Wow!!! What a great look!!! Your son will have that for his entire life!!! This will be a fantastic heirloom!


----------



## frankp (Oct 29, 2007)

Julian, I originally missed this thread but you linked to it in another one of your posts and I must comment. This is a great looking piece! My daughter and I have been talking about building her college furniture (she's in high school now) and I plan on showing her this piece to see if she likes the style. Kudos on the local woods, by the way. It's so much better that way, no matter how much I like the exotics.


----------



## egeorge1 (Dec 18, 2009)

Beautiful work! And congrats on the new addition to the family...


----------



## wooddude9 (Sep 6, 2008)

Now that is what I call mixing it up with a little glue


----------



## kjhart0133 (Feb 4, 2009)

Julian (or anybody out there),

Hinges. Can you tell me where you got those hinges. I have a similar door planned for a project just getting under way and my door will be mounted like the one you show. Those hinges are just what I will be needing. Any special tool(s) needed?

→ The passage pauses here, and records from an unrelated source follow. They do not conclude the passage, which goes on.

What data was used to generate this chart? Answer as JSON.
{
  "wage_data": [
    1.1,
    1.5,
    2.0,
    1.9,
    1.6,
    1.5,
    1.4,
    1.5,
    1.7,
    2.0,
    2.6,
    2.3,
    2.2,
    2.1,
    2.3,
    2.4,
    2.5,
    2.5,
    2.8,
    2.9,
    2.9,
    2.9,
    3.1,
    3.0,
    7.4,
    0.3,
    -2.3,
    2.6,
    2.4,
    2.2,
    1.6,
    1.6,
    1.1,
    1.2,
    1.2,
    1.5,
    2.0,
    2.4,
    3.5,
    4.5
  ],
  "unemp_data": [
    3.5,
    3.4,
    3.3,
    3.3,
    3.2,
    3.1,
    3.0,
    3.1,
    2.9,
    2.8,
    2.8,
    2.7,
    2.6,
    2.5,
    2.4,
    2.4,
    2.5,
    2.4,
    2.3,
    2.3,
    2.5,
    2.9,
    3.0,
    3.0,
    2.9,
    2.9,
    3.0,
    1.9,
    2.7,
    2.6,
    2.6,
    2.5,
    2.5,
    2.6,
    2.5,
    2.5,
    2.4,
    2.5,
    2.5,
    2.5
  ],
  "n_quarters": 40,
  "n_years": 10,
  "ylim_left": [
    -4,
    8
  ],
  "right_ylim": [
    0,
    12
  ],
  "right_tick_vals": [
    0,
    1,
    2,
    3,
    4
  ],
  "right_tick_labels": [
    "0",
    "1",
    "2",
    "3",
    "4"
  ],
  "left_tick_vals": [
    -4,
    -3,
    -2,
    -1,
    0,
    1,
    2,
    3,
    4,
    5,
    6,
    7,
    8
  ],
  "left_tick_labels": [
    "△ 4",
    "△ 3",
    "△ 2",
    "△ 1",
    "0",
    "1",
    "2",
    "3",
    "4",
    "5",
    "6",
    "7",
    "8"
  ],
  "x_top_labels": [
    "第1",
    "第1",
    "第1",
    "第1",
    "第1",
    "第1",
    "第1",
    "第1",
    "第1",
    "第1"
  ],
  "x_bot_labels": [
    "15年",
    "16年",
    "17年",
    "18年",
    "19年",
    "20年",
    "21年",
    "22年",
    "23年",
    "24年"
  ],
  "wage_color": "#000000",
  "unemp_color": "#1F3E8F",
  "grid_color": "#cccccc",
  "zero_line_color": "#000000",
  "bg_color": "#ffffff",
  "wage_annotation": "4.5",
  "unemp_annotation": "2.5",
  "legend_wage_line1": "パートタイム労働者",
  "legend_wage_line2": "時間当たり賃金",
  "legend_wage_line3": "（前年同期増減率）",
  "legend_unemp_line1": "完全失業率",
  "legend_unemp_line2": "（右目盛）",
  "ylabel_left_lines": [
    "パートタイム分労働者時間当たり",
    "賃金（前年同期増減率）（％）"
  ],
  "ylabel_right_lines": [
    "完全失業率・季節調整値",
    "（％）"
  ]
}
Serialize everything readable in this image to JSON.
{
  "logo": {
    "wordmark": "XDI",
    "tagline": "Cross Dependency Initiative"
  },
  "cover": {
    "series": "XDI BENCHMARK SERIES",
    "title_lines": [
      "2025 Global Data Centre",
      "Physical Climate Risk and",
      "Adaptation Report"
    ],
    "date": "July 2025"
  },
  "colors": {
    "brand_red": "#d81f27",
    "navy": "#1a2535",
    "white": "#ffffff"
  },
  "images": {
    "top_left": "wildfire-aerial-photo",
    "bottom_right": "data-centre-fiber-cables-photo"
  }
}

And by the way, that's a beautiful piece of furniture.

Kevin H.


----------



## Streamwinner (Nov 25, 2008)

kjhart0133 said:


> Julian (or anybody out there),
> 
> Hinges. Can you tell me where you got those hinges. I have a similar door planned for a project just getting under way and my door will be mounted like the one you show. Those hinges are just what I will be needing. Any special tool(s) needed?
> 
> ...



http://hardwaresource.com/

Good source for all types of hinges.

I'm still amazed each time I see that dresser. What a fantastic looking piece.


----------



## Julian the woodnut (Nov 5, 2008)

I actually bought the hinges at home depot. I figure that if they don't end up lasting I can always get a better set online. Now I just need to figure out what to do for the rest of the furniture in his room.


----------